Поскольку газетам надо было чем-нибудь заполнять свои страницы, а переводов и перепечаток из иностранной прессы в то время появлялось меньше, чем сейчас, эти несчастные писаки время от времени перехватывали кое-какие деньжата и жили впроголодь в ожидании официальной должности или в надежде на перемену судьбы. Они и не подозревали, как я потешался над ними, все эти руководители и редакторы газет, которые только и думали о том, чтобы загребать жар чужими руками… Говорю это в назидание простакам, которые, быть может, стремятся наследовать этим жалким, претенциозным людишкам, настоящим паразитам общества, никому не нужным мечтателям, полагающим, будто обладают влиянием и властью. Постепенно тупея, они видят только друг друга, но так как их печатают в газетах, а иногда и в книгах, то в конце концов они начинают думать, что все зависят от них, хотя на самом деле никто их и в грош не ставит. Стар и млад всегда давали им понять их незначительность, но они, никак не соглашаясь, упорно твердили свое о невежестве и зависти, существующих только в их воображении. Если же, исписав стопы бумаги, иному удавалось в конце концов создать что-нибудь стоящее, то после смерти на его могиле воздвигали бронзовую плиту, или ваяли его бюст, или вносили его имя в антологию областных писателей.
Впоследствии станут понятны причины моего справедливого негодования против газетных писак того времени… и всех других времен, прошлых и будущих.
А пока что из моих бесед с редакторами официозного вечернего органа и официозной утренней газеты стала вырисовываться картина, пробудившая во мне беспокойство: газеты оппозиции богатели, меж тем как наши едва перебивались, держась на подписке правительственных учреждений, а для распространения – чуть ли не даром рассылались членам партии и государственным служащим. Этому могло быть дна объяснения: либо газетами руководили люди слишком жадные до денег, либо всевластная публика относилась к ним с полным презрением. Из двух решений я мудро выбрал среднее и сказал себе:
– Публика несколько к ним охладела, а предприниматели чересчур рьяно пользуются обстоятельствами. В общем, они кладут себе в карман в два… или полтора раза больше, чем следует.
Такой вывод, в добавление к более ранним фактам, окончательно открыл мне глаза и побудил подготовить то, что можно назвать «моим алиби».
Все эти жалкие «писателишки», которые порой не имели лишнего костюма на смену, были тем не менее силой,
В конгрессе, в театрах, в одном из клубов я встречался с репортерами и редакторами оппозиционных газет. Обсуждая е ними их статьи, я старался возражать им, никого не обижая и даже облегчая им победу в споре. Мне нетрудно было завоевать их расположение, потому что я не только тешил их самолюбие, но обычно еще подсказывал им некоторые мысли или давал некоторую информацию. Я даже пригласил одного-другого к себе на обед, и они согласились со мной, что если правительство предоставит им какое-нибудь местечко, то этим лишь воздаст им справедливость. Остальные тоже потянулись к моему дому, привлеченные и мною, и своими коллегами; всем было приятно бывать у меня, потому что Эулалия отличалась общительностью и, не подозревая о моих целях и планах, считала их важными людьми, выдающимися литераторами и обращалась с ними очень почтительно.
Вот почему в газетах того времени против меня не было сказано ни слова – кроме одного печального исключения, имевшего место несколько позднее, – хотя вообще тогда не щадили никого.

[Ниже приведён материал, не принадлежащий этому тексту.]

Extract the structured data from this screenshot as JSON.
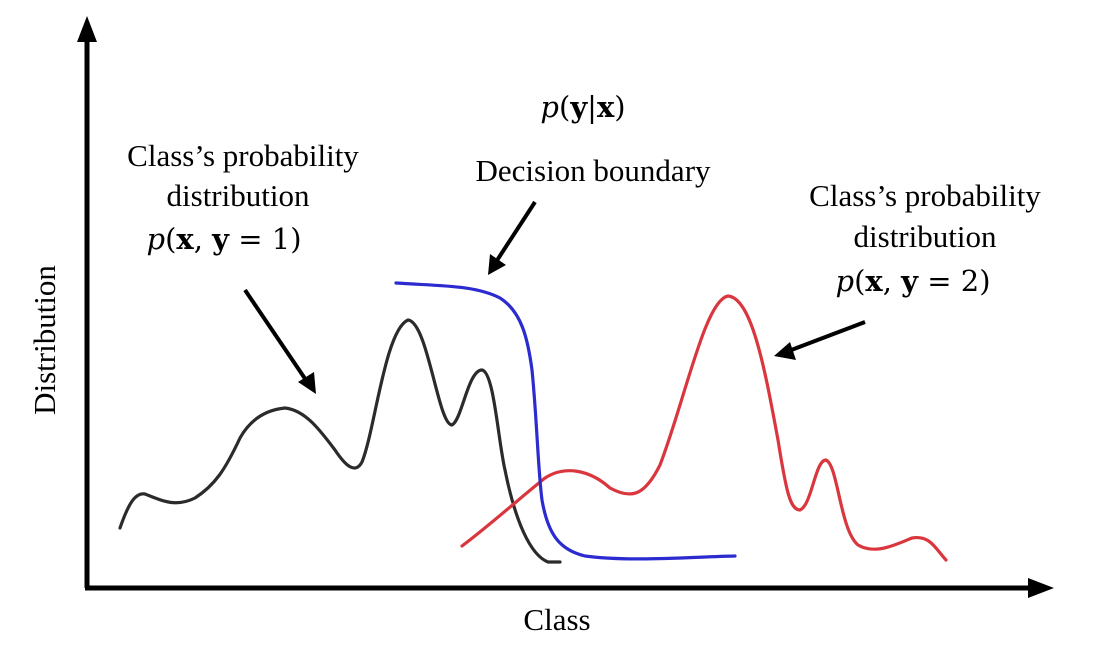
{
  "axes": {
    "y_label": "Distribution",
    "x_label": "Class"
  },
  "annotations": {
    "posterior": {
      "p": "p",
      "open": "(",
      "y": "y",
      "bar": "|",
      "x": "x",
      "close": ")"
    },
    "decision_boundary": "Decision boundary",
    "class1": {
      "line1": "Class’s probability",
      "line2": "distribution",
      "formula": {
        "p": "p",
        "open": "(",
        "x": "x",
        "comma": ", ",
        "y": "y",
        "eq": " = ",
        "num": "1",
        "close": ")"
      }
    },
    "class2": {
      "line1": "Class’s probability",
      "line2": "distribution",
      "formula": {
        "p": "p",
        "open": "(",
        "x": "x",
        "comma": ", ",
        "y": "y",
        "eq": " = ",
        "num": "2",
        "close": ")"
      }
    }
  },
  "colors": {
    "class1_curve": "#2b2b2b",
    "class2_curve": "#d9363e",
    "boundary_curve": "#2b2bd0",
    "axes": "#000000"
  }
}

Со всех сторон ко мне обращались с тысячей просьб. Я никогда никому не отказывал. Делая вид, будто употребляю свое влияние всем на благо, я ни о ком и не думал, но если один из моих «подопечных» совсем другими путями получал желаемое, всегда кто-нибудь говорил ему, что преуспел, он только благодаря мне.
Между тем положение ухудшалось. Однажды на вечернем приеме у президента я заметил, что он, в стороне от гостей, с кем-то горячо спорит. Оба раскраснелись и махали руками. Разошлись они явно недовольные друг другом. Я стоял рядом, и президент, еще кипя негодованием, хлопнул меня по плечу и со сдержанным гневом сказал:
– Тот, кто меня сменит, будет делать то же, что я, либо в стране начнется анархия. Оппозиция слишком разнородна, она никогда не будет правящей партией. Согласен?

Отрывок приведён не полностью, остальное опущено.